Based on the interim report submitted in June, HKARD has made formal suggestions to the government related to the key points they are considering for reform. In a potential new co-payment system, we see a need for three main changes, the first being the definition of family in the system. When patients apply for the drug subsidy, the family unit of the applicant includes parents, siblings, and children.
Here, we suggested minimizing the scale of a family unit. Our suggestion is that every Hong Kong citizen should be considered an independent family unit when they turn 21 years old. If an individual gets married and has children, these are the people that will then be considered their family in the system. Later, when those children turn 21 years old, they once again will become an independent family unit. In the past years, the family size issue has been very disruptive to patients. For instance, many families who want to apply for subsidies sometimes have had to divorce in order to receive adequate subsidies within the system.
The second point of change in the system deals with how to identify the assets used in the calculation of co-payments. Our suggestion is to use recurring income like salaries or rent earnings while exempting existing assets such as the patients’ home. Additionally, the income being considered should be the net amount after deducting all taxes and other essential costs of living.
Finally, the third point addresses the ratio rate of how much patients are expected to pay after the calculation of their assets. The new system we have proposed will begin with a ten percent co-pay in the first year, progressively decreasing over ten years to zero.
Secondly, the government is working on the supply of drugs available to rare disease patients. HKARD has proposed new guidelines for the process of how new drugs, especially those for rare diseases, are listed on the Hospital Authority formulary. Hong Kong has no clear definition of rare diseases so bringing the most innovative treatments to the SAR is a challenge. Under the existing formulary listing process, extensive clinical data is required but this is very difficult for rare diseases, which by definition have smaller patient populations. We suggest that the Hospital Authority consider alternative methods for investigating rare disease drugs.

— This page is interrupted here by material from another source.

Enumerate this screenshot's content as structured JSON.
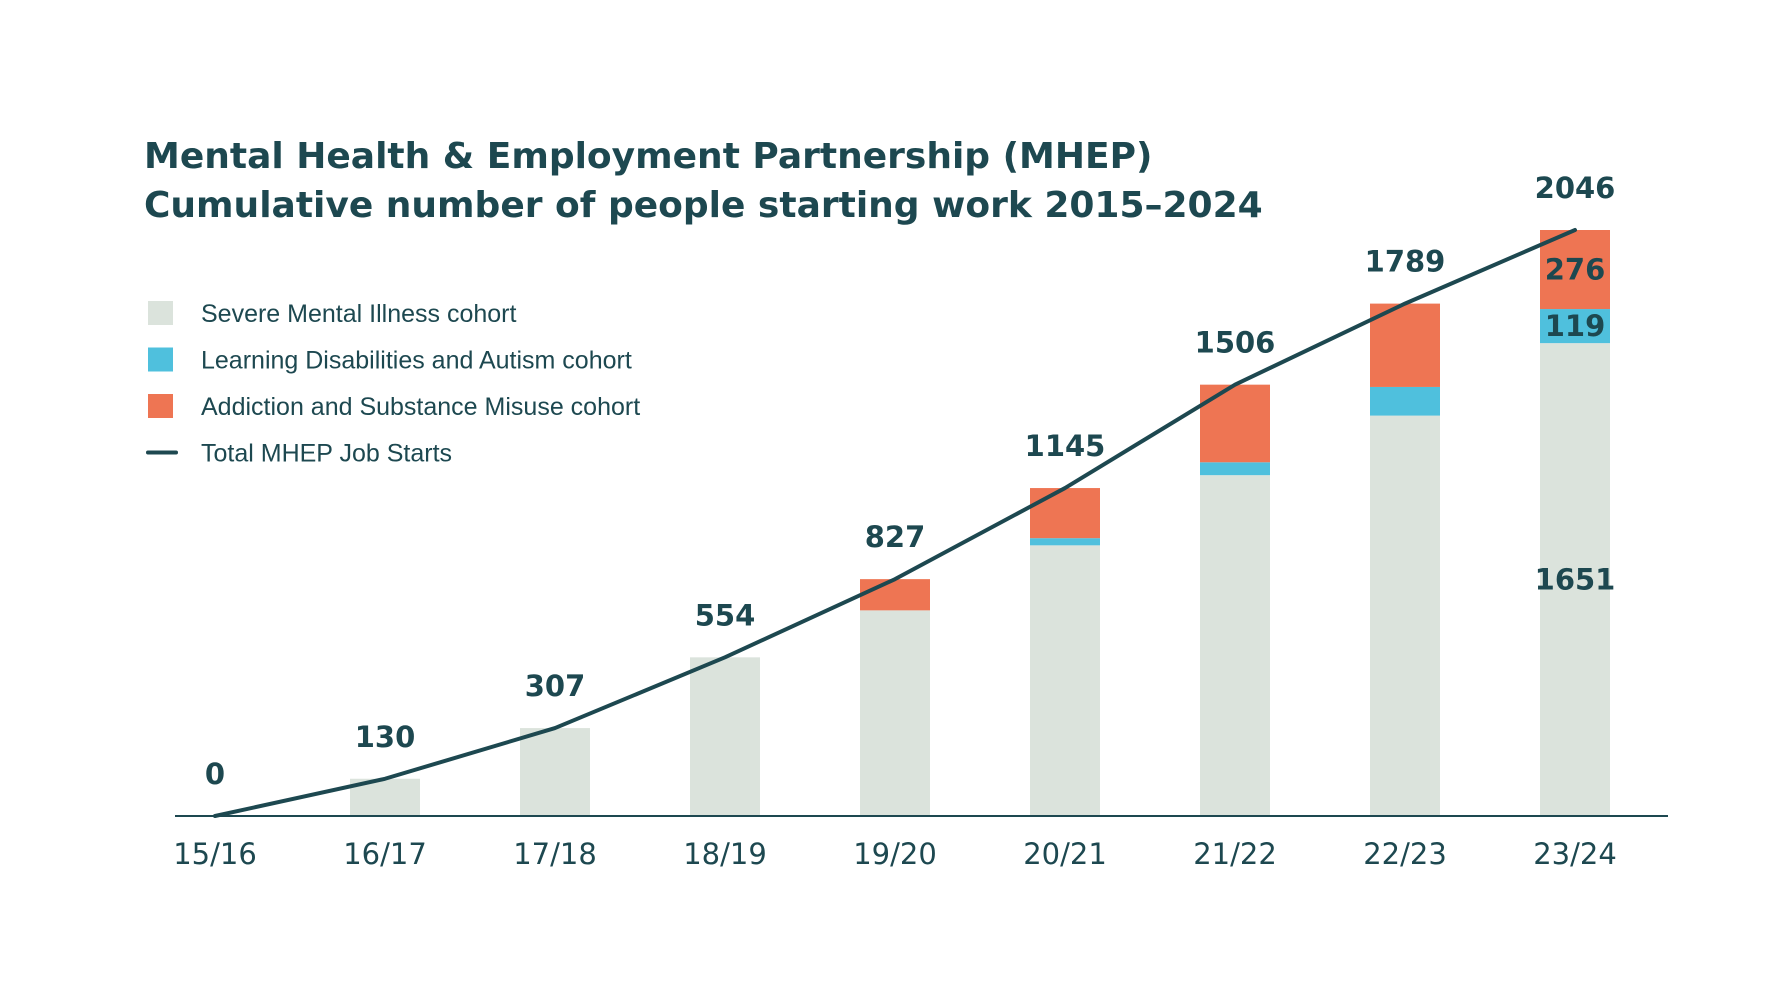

As an expert in patient advocacy, what are some best practices you can share with similar associations working towards the improvement of rare disease healthcare?
As an advocacy organization, the first step is to mobilize patients and caretakers to speak out. Only if they speak out will their real stories be heard.
Next, there must be collaboration with all stakeholders involved including government policymakers, healthcare professionals, academic institutions, and industry players. Most pharmaceutical companies have corporate social responsibility initiatives and therefore they can offer support in terms of funding, information, and education. On the government side, there is much room for improvement but we continue to strategically work together.
Another force that can be influential is the media. Having coverage by news outlets helps raise the public awareness of rare diseases.
The last thing to remember is the most important and fundamental: the patient must be the main priority of healthcare organizations.